Autostima nei bambini: le frasi da NON dire mai
Capita a tutti i genitori di dire una frase fuori posto, magari in un momento di stanchezza o perché presi dalla fretta. Ci possono sembrare sentenze innocue, dette così, senza pensare o figlie della rabbia. Non dobbiamo però sottovalutare l'impatto che possono avere sui bambini, soprattutto se non rimangono episodi isolati ma tendiamo a reiterarle spesso.
In gioco c'è la loro autostima, che nei primi anni di vita fa i conti con un mondo in gran parte sconosciuto e che può fare paura. Ecco secondo Laura Mazzarelli, pedagogista, insegnante di scuola dell'infanzia e co-autrice insieme ad Alli Beltrame del libro "Invece di dire… Prova a dire. Le parole per educare i bambini con amorevole fermezza" (Mondadori, 2019). 5 frasi che sarebbe meglio evitare di dire ai nostri figli.
“Non fare la femminuccia”
«Dire a un bambino, maschio o femmina che sia, "Non fare la femminuccia" è più problematico di quanto sembri» dice la Mazzarelli. «Questa frase collega una caratteristica a una categoria, al genere femminile, e lo fa con un pizzico di disprezzo. Dice a nostra figlia che non è forte, che è sbagliata per essere quella che è, una femmina. E a un maschietto dice che il maschio deve essere forte e non può piangere, che i maschi veri questa cosa non la fanno. Così facendo mettete in dubbio la loro identità - perché in quel momento loro sentono di aver bisogno di piangere - e in più passate il concetto che sia meglio non esternare le proprie emozioni».
Attento che cadi!
La frase "Attento che cadi" esprime fondamentalmente la nostra ansia: «Così dicendo riversiamo su nostro figlio queste paure e uno stato di allarme che lo blocca, lo frena dall'esplorare il mondo attorno. In più, il rimando è che ci fidiamo poco di lui».
Di fronte a un potenziale pericolo, meglio dire: «Usa bene il tuo equilibrio, secondo me ce la fai» oppure «Vuoi usare le forbici? Va bene, senti come punge la punta».
E come esprimersi quindi? «Bisogna puntare sulla loro competenza, avvertirli in maniera positiva dei rischi che comportano certe azioni ma poi avere fiducia che possano stare attenti e portare a termine l'operazione».
Smettila di gridare!
Quando un bambino reclama attenzioni, spesso è perché non si sente ascoltato e capito: «"Smettila di gridare" esprime invece un ulteriore rifiuto: per questo non risolve mai il problema». Questa frase ci scappa spesso quando i nostri figli chiedono insistentemente di essere guardati in un momento poco opportuno, magari quando stiamo dando attenzione a un'altra persona: «I bambini sotto una certa età non hanno il senso del tempo, per cui non è che non vogliono aspettare, non sanno proprio farlo. Un trucco può essere invece dire così: "Sto parlando con una persona molto amica, ti chiedo un favore grande: fai qui un disegno per me e poi lo guardiamo. Grazie"».

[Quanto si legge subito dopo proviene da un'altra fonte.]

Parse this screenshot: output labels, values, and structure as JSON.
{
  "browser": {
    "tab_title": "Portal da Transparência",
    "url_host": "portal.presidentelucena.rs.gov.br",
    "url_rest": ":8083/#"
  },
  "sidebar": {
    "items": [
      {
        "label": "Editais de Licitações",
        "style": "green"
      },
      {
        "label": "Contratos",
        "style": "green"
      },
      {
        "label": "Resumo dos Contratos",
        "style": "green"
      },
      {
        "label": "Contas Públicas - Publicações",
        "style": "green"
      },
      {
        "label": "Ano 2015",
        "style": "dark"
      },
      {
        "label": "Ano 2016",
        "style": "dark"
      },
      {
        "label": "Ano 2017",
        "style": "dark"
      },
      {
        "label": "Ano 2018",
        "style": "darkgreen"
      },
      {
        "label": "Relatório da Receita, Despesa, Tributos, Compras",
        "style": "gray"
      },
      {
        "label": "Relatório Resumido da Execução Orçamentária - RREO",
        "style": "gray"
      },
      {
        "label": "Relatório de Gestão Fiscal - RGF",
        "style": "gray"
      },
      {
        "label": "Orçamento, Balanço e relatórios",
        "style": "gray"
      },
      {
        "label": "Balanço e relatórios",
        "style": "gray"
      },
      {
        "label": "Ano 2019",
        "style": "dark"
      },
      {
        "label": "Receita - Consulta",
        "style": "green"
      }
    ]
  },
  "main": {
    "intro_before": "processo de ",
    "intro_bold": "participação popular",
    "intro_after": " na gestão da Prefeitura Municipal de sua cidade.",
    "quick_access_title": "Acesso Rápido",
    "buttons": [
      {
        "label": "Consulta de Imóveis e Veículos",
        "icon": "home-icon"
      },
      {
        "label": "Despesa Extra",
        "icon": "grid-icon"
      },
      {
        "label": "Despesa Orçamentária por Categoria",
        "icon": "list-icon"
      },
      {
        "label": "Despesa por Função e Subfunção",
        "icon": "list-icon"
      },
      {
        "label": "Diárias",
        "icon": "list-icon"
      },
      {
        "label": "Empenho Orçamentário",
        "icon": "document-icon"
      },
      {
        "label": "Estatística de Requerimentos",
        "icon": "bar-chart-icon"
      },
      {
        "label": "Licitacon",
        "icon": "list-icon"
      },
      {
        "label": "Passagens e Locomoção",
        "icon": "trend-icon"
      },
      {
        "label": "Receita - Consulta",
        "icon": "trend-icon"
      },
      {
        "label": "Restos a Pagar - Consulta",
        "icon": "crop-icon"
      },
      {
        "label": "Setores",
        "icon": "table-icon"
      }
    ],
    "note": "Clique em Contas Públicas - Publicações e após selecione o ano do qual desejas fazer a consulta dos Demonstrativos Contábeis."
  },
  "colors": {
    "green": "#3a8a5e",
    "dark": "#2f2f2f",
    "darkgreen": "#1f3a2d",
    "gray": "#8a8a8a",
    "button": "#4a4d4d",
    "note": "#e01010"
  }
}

Con questa frase diamo fiducia al bambino, lo trattiamo da persona quale è: gli spieghiamo cosa succede, gli diamo un compito per riempire il 'qui e ora', lo ringraziamo.
Sostanzialmento lo tranquillizziamo in merito al legame che abbiamo con lui e che non viene messo in dubbio anche se fisicamente per un po' daremo attenzione a un'altra persona.
E' tardi, muoviti
Se i bambini non hanno il senso del tempo, per loro il ritardo non significa nulla e questa frase gli comunica una sorta di fastidio che i genitori hanno in quel momento nei suoi confronti: «Non capiscono certo che tu sei in ritardo al lavoro, lui ha altri ritmi. E dire "è tardi, muoviti" gli rimanda solo che ti sta facendo arrabbiare per un motivo che non capisce.
In questo caso, date loro una motivazione positiva, legata alla sua quotidianità e che possa comprendere, come "i tuoi amici ti stanno aspettando, vogliono giocare con te"».
Ascoltami quando ti parlo!
I bambini hanno modalità di ascolto che non rispecchiano le nostre aspettative «E non è certo aggredendolo che otteniamo qualcosa: proviamo ad abbassare il tono della voce e a dire "devo dirti una cosa molto importante". Come ogni persona, è più facile predisporre all'ascolto un bambino piuttosto che costringerlo».
In generale, dunque, è l'atteggiamento imperativo che il più delle volte non tiene conto della sua autostima: «L'imperativo è il contrario dell'ascolto, di un ascolto profondo dei bisogni e delle sensazioni del nostro bambino. Da una parte possiamo sminuirlo o zittirlo, dall'altro guardarlo - e fare in modo che anche lui stesso si guardi - in tutta la sua autostima».